Oh- West I'm sorry I don't work for a big firm, however I wear many hats in my profession and function in the identification of patterns.
"and function in the identification of patterns."
like ink blots?
JM- something like that.
dco: Haircut the impact again to reflect the small percentage of Streeters that actually own homes in Manhattan. The majority commute, including most of the big earners. Many who do live in the city are young analysts, traders and support staff who rent.
That's why I asked whether you work at a Street firm. You don't seem very familiar with the culture, economics or demographics of the business - all of which will shape the size and timing of the impact that layoffs and shrunken/restructured bonus pools will have on Manhattan real estate.

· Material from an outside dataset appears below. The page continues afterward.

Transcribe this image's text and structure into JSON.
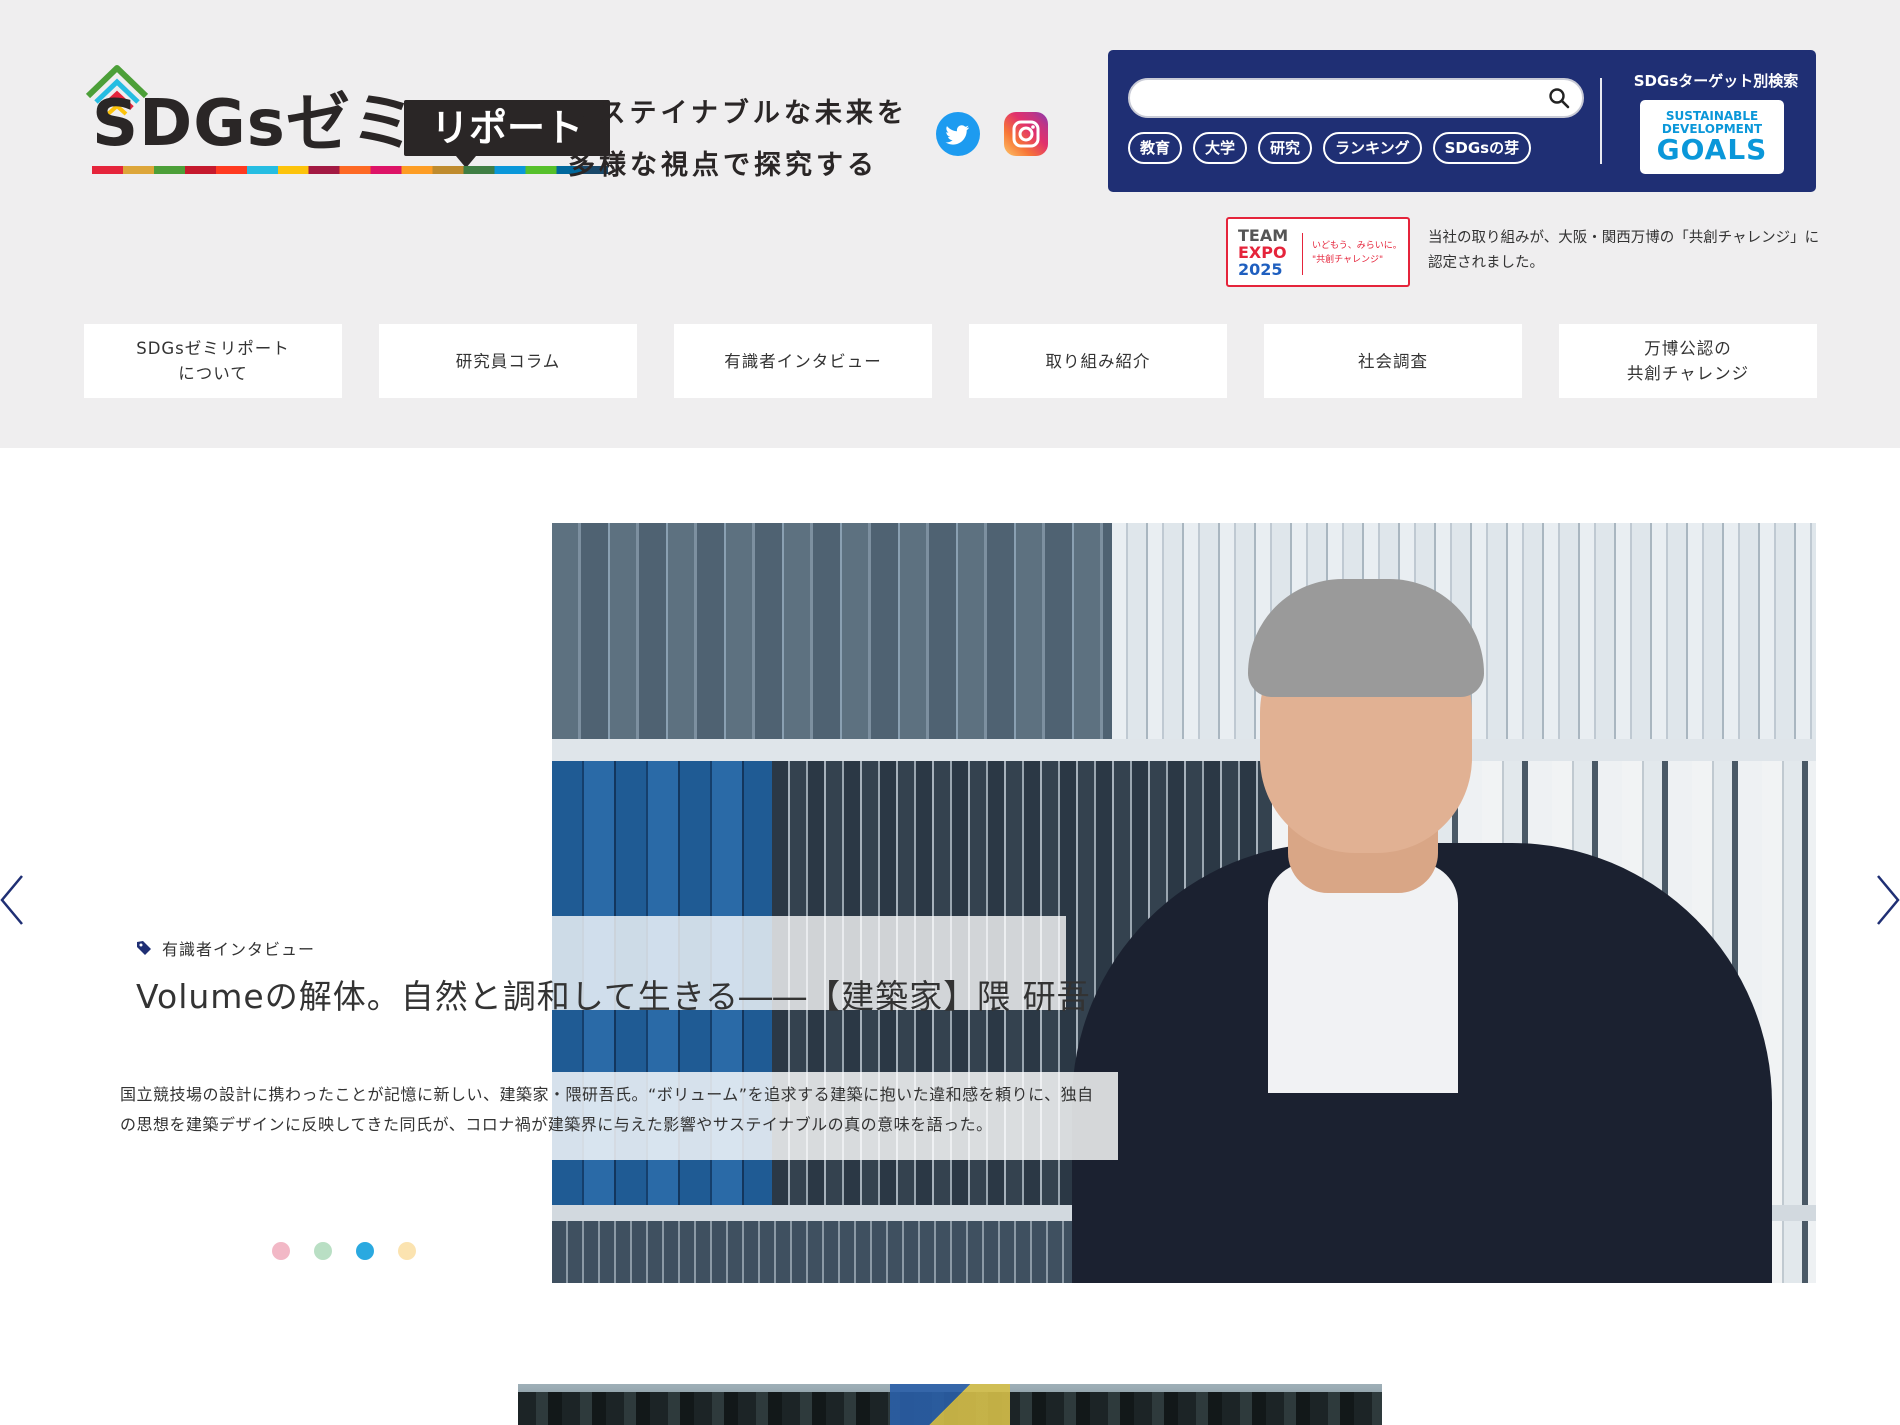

dco - Another thing you may be underestimating about the Wall Street tribe is their skill at assessing and managing risk (which is, in large part, what they get paid to do). Granted, they do a pretty crappy job where other people's money is concerned, perhaps because the industry is so riddled with perverse incentives and moral hazards. But for the moat part - Bear Stearns notwithstanding - they're quite good at it when their own cash is at stake.
15,000!
For years all we heard is how the wallstreet bonuses have been fueling the increase in property in Manhattan. Now I'm to accept the theory that they don't live in the city? Which is it? And for arguments sake lets assume the the majority of them commute from the burbs. How will it effect those areas? These were big money jobs. Actually most support staff don't live in the city. So according to you if young analysts, traders and support staff rent, then who lives in the city. Cops, Fireman, Sanitation workers? Who if not the wallstreet crowd?
I disagree that most people know how to manage their own money. I'm quite certain that a large majority of the wallstreet crowd owned a large portion of their own company stock. Most IB have been crushed with the exception of Goldman. So not only have many people lost their jobs, but their net worth has been greatly diminished.
Renting is a much better deal in this environment.
where the Hell IS New Rochelle???
You'd have to ask Mary Tyler and Dick Van Dyke.
Tyler Moore.
Why do they both have 3 names, and Rosemarie just had the one?
dco: I agree that there will be a weak market for new development and for resales. I just don't see a ton of people being forced to sell, at least not for quite some time and not all at once. We might be headed for a train wreck, but even if we are, I think it will happen in slow motion.
West81st. I agree with your opinion. I just want to add that I think the process is neither slow or fast. It's taking the time it needs to work through the circumstances it's handed. That's why I'm not to concerned with tomorrow. This problem will go way beyond tomorrow and the day after that.